Ashley Wells of BitchMagazine.com blogs:
At the center of horse-girl media these days is the astounding successful animated show My Little Pony (full awkward show name: My Little Pony: Friendship is Magic), which centers on the happy travails of an all-female cast of ponies. Though marketed toward young girls, the show has caught on with older and male viewers, resulting in a cult of bronies: guys who flout age and gender norms as proud fans of the show.
With the series’ success came a plethora of discussions of its impact on media and gender.
“It breaks my heart that the word ‘girly’ is synonymous with ‘stupid,’” series creator Lauren Faust said last year. “I want so badly for that to change. If this is a start in the direction of maybe changing that, or at least making that better, I can die happy.”
How about that. I’ve noticed that we parents sometimes shun “girly” things for fear of over-feminizing our daughters. But reading this article has made me acutely aware of the truth that I’m very, very guilty of this — and maybe I’m doing my daughter a disservice. I praise my daughter when she plays with her baby tool shop, but don’t quite have the same reaction when she wears various objects like bracelets or plays with her doll.
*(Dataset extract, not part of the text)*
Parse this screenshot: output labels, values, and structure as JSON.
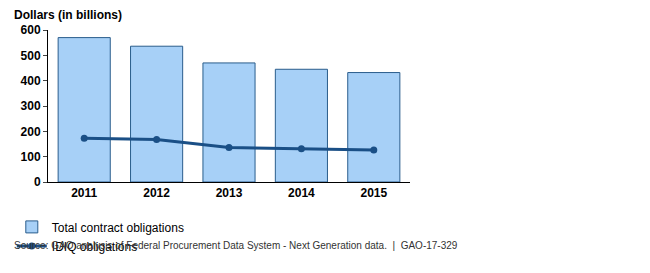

It’s a fine line to walk. On one hand, I don’t want my daughter to equate femininity with being shallow, submissive, superficial, etc. I think there are certain aspects of girly-girl culture that perpetuate this, and the obvious way to counter its effects is to emphasize things like tools, blocks, gender-neutral toys and “boy” colors (i.e., all those other parts of the color spectrum that don’t start with “p”).
But on the other hand, if my daughter wants to pursue a career in fashion design or cosmetology or something our culture deems frivolous, shouldn’t she be free to do it? Shouldn’t I be okay with it?
I think the thing about the My Little Pony TV series that really excites me is that it manages to unite pink and pretty with strong and intelligent. We need more of this. Feminine only equals frivolous when we let it. A tutu by itself may be frivolous, a girl wearing a tutu fighting crime is badass. A sparkly tiara by itself is frivolous, but a tiara on a girl doing calculus is badass.
And for those of you with sons, I think this “My Little Pony” phenomenon presents an even more exciting option: if we can start equating sequins and sparkles with courage and substance, maybe non gender-conforming boys can start openly playing with “girl” toys.